FASTRAK Considers Plans To Alter Engine Rebuild Program
Originally conceived as a cost-reduction measure for late model racers, the practice of rebuilding crate engines has skyrocketed among certain builders -- raising the cost from $5,700 for the original up to $14,000 through the life of the engine.
"There are rebuilders in the market that are charging $3,000 to the sky is basically the limit, and that's not how the program was designed," said Stan Lester, founder and CEO of FASTRAK. "When this was a $5,700 engine and builders were charging $2,000 to $2,500 to rebuild it made sense, but with some builders charging $3,000 to who knows what, why are we rebuilding engines at all?"
The practice of charging higher than ideal prices for rebuilding is not the only thing difficult about monitoring the current program.
"Some builders insist on taking about brand new engines and blueprinting them, which is and has always been against our policy," Lester said.

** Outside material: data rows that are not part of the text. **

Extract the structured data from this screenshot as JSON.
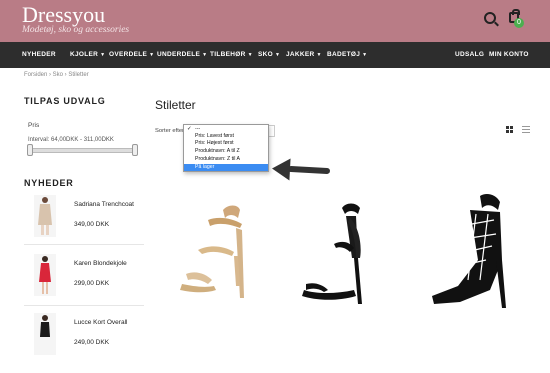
{
  "header": {
    "logo": "Dressyou",
    "tagline": "Modetøj, sko og accessories",
    "cart_count": "0",
    "brand_color": "#b97c86"
  },
  "nav": {
    "items": [
      {
        "label": "NYHEDER",
        "caret": false
      },
      {
        "label": "KJOLER",
        "caret": true
      },
      {
        "label": "OVERDELE",
        "caret": true
      },
      {
        "label": "UNDERDELE",
        "caret": true
      },
      {
        "label": "TILBEHØR",
        "caret": true
      },
      {
        "label": "SKO",
        "caret": true
      },
      {
        "label": "JAKKER",
        "caret": true
      },
      {
        "label": "BADETØJ",
        "caret": true
      }
    ],
    "right": [
      {
        "label": "UDSALG"
      },
      {
        "label": "MIN KONTO"
      }
    ]
  },
  "breadcrumb": "Forsiden  ›  Sko  ›  Stiletter",
  "sidebar": {
    "filter_title": "TILPAS UDVALG",
    "price_label": "Pris",
    "interval": "Interval: 64,00DKK - 311,00DKK",
    "new_title": "NYHEDER",
    "products": [
      {
        "name": "Sadriana Trenchcoat",
        "price": "349,00 DKK"
      },
      {
        "name": "Karen Blondekjole",
        "price": "299,00 DKK"
      },
      {
        "name": "Lucce Kort Overall",
        "price": "249,00 DKK"
      }
    ]
  },
  "main": {
    "title": "Stiletter",
    "sort_label": "Sorter efter",
    "sort_options": [
      {
        "label": "---",
        "checked": true,
        "selected": false
      },
      {
        "label": "Pris: Lavest først",
        "checked": false,
        "selected": false
      },
      {
        "label": "Pris: Højest først",
        "checked": false,
        "selected": false
      },
      {
        "label": "Produktnavn: A til Z",
        "checked": false,
        "selected": false
      },
      {
        "label": "Produktnavn: Z til A",
        "checked": false,
        "selected": false
      },
      {
        "label": "På lager",
        "checked": false,
        "selected": true
      }
    ],
    "products": [
      {
        "icon": "gold-stiletto-sandal"
      },
      {
        "icon": "black-stiletto-sandal"
      },
      {
        "icon": "black-caged-stiletto"
      }
    ]
  }
}
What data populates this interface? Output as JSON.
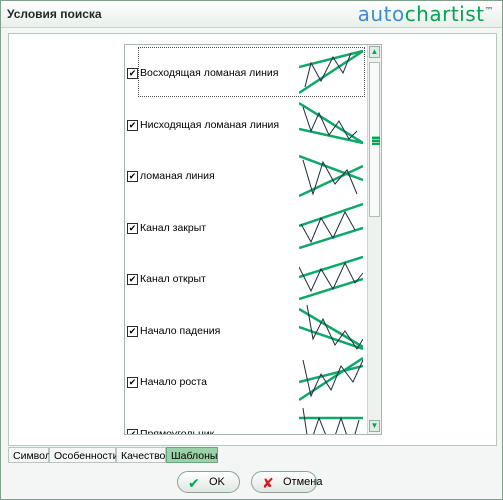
{
  "window": {
    "title": "Условия поиска"
  },
  "logo": {
    "part1": "auto",
    "part2": "chartist",
    "tm": "™"
  },
  "patterns": [
    {
      "label": "Восходящая ломаная линия",
      "checked": true,
      "icon": "ascending-wedge-icon"
    },
    {
      "label": "Нисходящая ломаная линия",
      "checked": true,
      "icon": "descending-wedge-icon"
    },
    {
      "label": "ломаная линия",
      "checked": true,
      "icon": "triangle-icon"
    },
    {
      "label": "Канал закрыт",
      "checked": true,
      "icon": "closed-channel-icon"
    },
    {
      "label": "Канал открыт",
      "checked": true,
      "icon": "open-channel-icon"
    },
    {
      "label": "Начало падения",
      "checked": true,
      "icon": "falling-start-icon"
    },
    {
      "label": "Начало роста",
      "checked": true,
      "icon": "rising-start-icon"
    },
    {
      "label": "Прямоугольник",
      "checked": true,
      "icon": "rectangle-icon"
    }
  ],
  "tabs": [
    {
      "label": "Символ"
    },
    {
      "label": "Особенности"
    },
    {
      "label": "Качество"
    },
    {
      "label": "Шаблоны",
      "active": true
    }
  ],
  "buttons": {
    "ok": "OK",
    "cancel": "Отмена"
  },
  "colors": {
    "accent": "#00a651",
    "pattern_line": "#0fa86a",
    "price_line": "#1e2d3d",
    "active_tab": "#9bd1a9"
  }
}
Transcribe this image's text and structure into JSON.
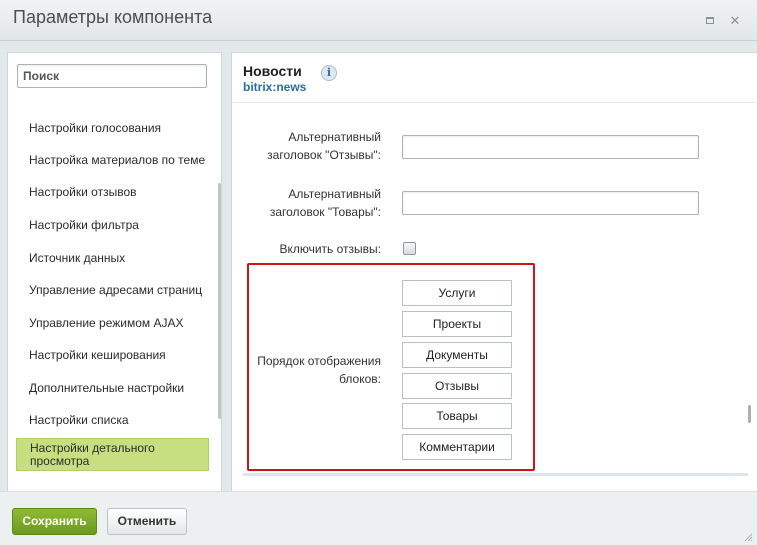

"This is a GM crate engine program, and it needs to stay that way. Any aftermarket parts should have never been allowed, and that's done nothing but create additional problems. If builders can't control themselves, it's easier for us to drop the program of rebuilding versus wasting so much time dealing with it on a daily basis."
The philosophy behind crate racing has always been to lessen the financial impact and keep high-budget teams from gaining a significant advantage over drivers with less funding. That puts the outcome of the race back in the driver's hands -- and of course, his right foot.
"The reason people got into crate racing is because it was cheaper, but when builders almost triple the price, that's completely out of hand," Lester said.
If it comes, the decision to eliminate engine rebuilds will return the series closer to its original design.
"I hope the teams can appreciate us taking a stance on this matter once and for all. This is something we have been contemplating for a long time as prices have continued to soar upwards," Lester said.
Still in the exploratory stage, the new plan would not be implemented immediately. Teams have already expended the capital and little would be accomplished by rendering those expenditures worthless.
"No one needs to panic," Lester said. "Of course, we would have to go through a process of years to eliminate the rebuilds currently on the market. We understand that, but we also understand there is no way in hell a crate engine should be $12,000-14,000."